TutteInstitute / fast_hdbscan

A fast multi-core implementation of HDBSCAN for low dimensional Euclidean spaces
BSD 2-Clause "Simplified" License
93 stars 8 forks source link

Plotting a a condense tree result using the hdbscan.plots.CondensedTree class #25

Open u3ks opened 1 week ago

u3ks commented 1 week ago

Hi all,

Im trying to plot the output of fast_hdbscan.cluster_trees.condense_tree using the hdbscan.plots.CondensedTree class . I tried converting the result like so:

ct_raw = np.rec.fromarrays((ct[0], ct[1], ct[2], ct[3]), dtype=[(' parent', np.intp),('child', np.intp),('lambda_val', float),('child_size', np.intp)])

Then passing it to the constructor - CondensedTree(ct_raw) - but i get an error that there are some parent nodes without children in the ct_raw array.

Specifically, the .max() call below (from the hdbscan.plots.CondensedTree.get_plot_data) throws the exception that its being called on an empty array:

` for c in range(last_leaf, root - 1, -1):

        cluster_bounds[c] = [0, 0, 0, 0]

        c_children = self._raw_tree[self._raw_tree['parent'] == c]
        current_size = np.sum(c_children['child_size'])
        current_lambda = cluster_y_coords[c]
        cluster_max_size = current_size
        cluster_max_lambda = c_children['lambda_val'].max()`

Do you have any pointers how to convert between the two representations or how to change the get_plot_data function?

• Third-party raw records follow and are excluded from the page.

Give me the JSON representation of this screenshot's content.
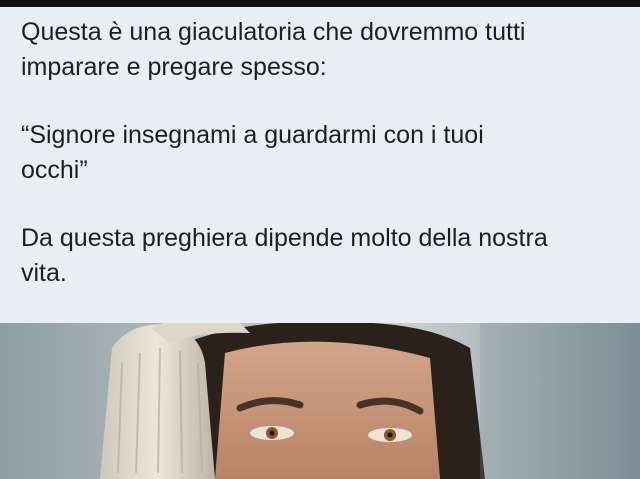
{
  "post": {
    "paragraph_1": "Questa è una giaculatoria che dovremmo tutti\nimparare e pregare spesso:",
    "paragraph_2": "“Signore insegnami a guardarmi con i tuoi\nocchi”",
    "paragraph_3": "Da questa preghiera dipende molto della nostra\nvita."
  },
  "colors": {
    "background": "#e9eef3",
    "text": "#1f1f1f",
    "top_bar": "#111111"
  },
  "image": {
    "subject": "man-with-towel-on-head"
  }
}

lmcinnes commented 5 days ago

You may have ended up with a condensed forest instead of a condensed tree. That shouldn't really be possible, but perhaps there is a bug that makes it possible? I would need to see the actual tree data to diagnose...

u3ks commented 4 days ago

Actually, I think I found the issue - it was because I was testing out the new sample weights functionality and I had a sample weight instance that was larger than the specified min_cluster_size.

Maybe throwing a warning for this in the initial tree construction would be beneficial?

lmcinnes commented 3 days ago

Yes, that might be something that would be sensible. The sample weight stuff is pretty new so it isn't well tested yet.